BANDUNG - Program Kuliah Kerja Nyata (KKN) 291 SISDAMAS UIN Sunan Gunung Djati Bandung di Desa Pada Asih, RW 11, menginisiasi sebuah program kerja yang berfokus pada pemulasaraan jenazah. Program ini merupakan hasil kolaborasi dengan Majelis Ulama Indonesia (MUI) setempat dan diharapkan dapat menjadi bagian penting dalam pendidikan masyarakat.
Pemahaman tentang pemulasaraan jenazah di Desa Pada Asih memang sudah menjadi bagian dari kehidupan sehari-hari, tetapi melalui program KKN ini, tradisi tersebut semakin dikuatkan dan dilestarikan. Kegiatan pembelajaran ini dipimpin oleh Ibu Haji Sri, seorang tokoh masyarakat yang telah lama berkecimpung dalam tradisi ini, bersama dengan para tokoh agama setempat.

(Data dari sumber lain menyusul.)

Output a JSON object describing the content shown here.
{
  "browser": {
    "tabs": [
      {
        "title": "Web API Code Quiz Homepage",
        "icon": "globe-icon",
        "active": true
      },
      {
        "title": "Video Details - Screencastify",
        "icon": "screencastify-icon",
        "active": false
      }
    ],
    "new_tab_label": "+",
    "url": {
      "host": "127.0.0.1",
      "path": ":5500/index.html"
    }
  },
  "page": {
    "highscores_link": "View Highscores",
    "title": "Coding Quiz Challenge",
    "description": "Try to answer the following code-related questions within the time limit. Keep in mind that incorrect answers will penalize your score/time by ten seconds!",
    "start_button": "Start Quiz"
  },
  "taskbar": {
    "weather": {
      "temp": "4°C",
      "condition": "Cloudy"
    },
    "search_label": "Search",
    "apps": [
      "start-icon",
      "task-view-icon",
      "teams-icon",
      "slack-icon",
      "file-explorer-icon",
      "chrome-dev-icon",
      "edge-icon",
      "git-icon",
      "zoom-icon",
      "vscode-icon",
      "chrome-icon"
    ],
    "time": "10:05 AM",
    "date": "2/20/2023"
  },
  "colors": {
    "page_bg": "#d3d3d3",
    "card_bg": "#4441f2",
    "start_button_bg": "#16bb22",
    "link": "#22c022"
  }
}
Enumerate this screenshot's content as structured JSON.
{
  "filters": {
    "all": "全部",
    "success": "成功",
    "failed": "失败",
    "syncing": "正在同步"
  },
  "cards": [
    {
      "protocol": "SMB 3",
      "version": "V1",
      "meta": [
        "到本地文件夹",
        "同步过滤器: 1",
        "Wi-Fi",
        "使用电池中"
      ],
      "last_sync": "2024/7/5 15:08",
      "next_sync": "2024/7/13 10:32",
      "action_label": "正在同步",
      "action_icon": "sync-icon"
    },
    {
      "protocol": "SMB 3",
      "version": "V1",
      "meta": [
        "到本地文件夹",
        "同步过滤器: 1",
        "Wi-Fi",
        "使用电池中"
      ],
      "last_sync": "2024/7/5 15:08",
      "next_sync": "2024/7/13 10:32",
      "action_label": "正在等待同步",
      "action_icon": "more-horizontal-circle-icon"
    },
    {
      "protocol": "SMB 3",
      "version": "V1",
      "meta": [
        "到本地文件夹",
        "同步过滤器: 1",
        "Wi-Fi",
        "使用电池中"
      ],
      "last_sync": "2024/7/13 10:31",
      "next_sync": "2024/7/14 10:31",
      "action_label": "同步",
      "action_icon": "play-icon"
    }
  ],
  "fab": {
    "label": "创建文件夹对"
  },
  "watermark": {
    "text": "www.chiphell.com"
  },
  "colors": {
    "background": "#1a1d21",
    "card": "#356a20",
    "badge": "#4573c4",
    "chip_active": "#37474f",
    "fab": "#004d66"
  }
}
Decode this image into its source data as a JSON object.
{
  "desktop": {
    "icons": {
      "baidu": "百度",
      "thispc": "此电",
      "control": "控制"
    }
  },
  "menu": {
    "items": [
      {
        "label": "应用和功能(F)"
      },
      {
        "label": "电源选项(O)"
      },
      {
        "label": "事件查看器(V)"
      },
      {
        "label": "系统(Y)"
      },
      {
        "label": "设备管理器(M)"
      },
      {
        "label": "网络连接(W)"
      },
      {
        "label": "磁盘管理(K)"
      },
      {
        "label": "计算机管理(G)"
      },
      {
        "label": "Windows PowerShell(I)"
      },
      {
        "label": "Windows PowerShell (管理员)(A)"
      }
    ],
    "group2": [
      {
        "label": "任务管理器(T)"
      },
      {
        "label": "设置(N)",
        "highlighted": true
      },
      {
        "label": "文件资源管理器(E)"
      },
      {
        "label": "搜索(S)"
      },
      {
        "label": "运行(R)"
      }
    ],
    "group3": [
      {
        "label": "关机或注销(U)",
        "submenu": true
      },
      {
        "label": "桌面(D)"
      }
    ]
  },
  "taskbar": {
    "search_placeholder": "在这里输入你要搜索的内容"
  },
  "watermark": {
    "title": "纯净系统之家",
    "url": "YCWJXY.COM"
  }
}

Setiap tahunnya, Desa Pada Asih rutin mengadakan pelatihan pemulasaraan jenazah yang diikuti oleh warga desa, terutama generasi muda. Pelatihan ini bertujuan untuk melestarikan tradisi sekaligus memastikan bahwa setiap warga memiliki pengetahuan yang memadai dalam mengurus jenazah sesuai dengan syariat Islam.
Pelatihan tersebut mencakup dua aspek penting: teori dan praktik. Dalam sesi teori, peserta diajarkan tentang pentingnya pemulasaraan jenazah, makna dari setiap tahap, serta doa-doa yang perlu dilafalkan. Sesi ini dipandu oleh Ustad Maman, yang memberikan pemahaman mendalam tentang pentingnya mengikuti tata cara yang benar menurut ajaran agama.
“Kami ingin memastikan bahwa semua warga, terutama anak-anak muda, memahami betul pentingnya pemulasaraan jenazah,” ujar Ustad Maman. “Ini bukan hanya tentang tradisi, tapi juga tentang tanggung jawab kita sebagai umat beragama.”
Pada sesi praktik, peserta diajak untuk langsung terlibat dalam proses memandikan dan mengkafani jenazah. Ibu Haji Sri dengan telaten memandu peserta dalam setiap langkah, mulai dari mempersiapkan alat-alat yang dibutuhkan hingga cara melipat kain kafan dengan benar.
“Melalui praktik langsung, peserta bisa lebih memahami dan merasakan betapa pentingnya proses ini,” kata Ibu Haji Sri. “Kami berharap ilmu yang diajarkan dapat diteruskan kepada generasi berikutnya.”
Pelatihan ini disambut antusias oleh generasi muda di Desa Pada Asih RW 11. Banyak dari mereka yang merasa perlu mempelajari tradisi ini agar bisa membantu ketika ada warga yang meninggal dunia.
“Awalnya saya merasa canggung, tapi setelah ikut pelatihan ini, saya jadi lebih paham dan merasa siap jika nanti dibutuhkan,” ujar Andi, salah satu peserta pelatihan.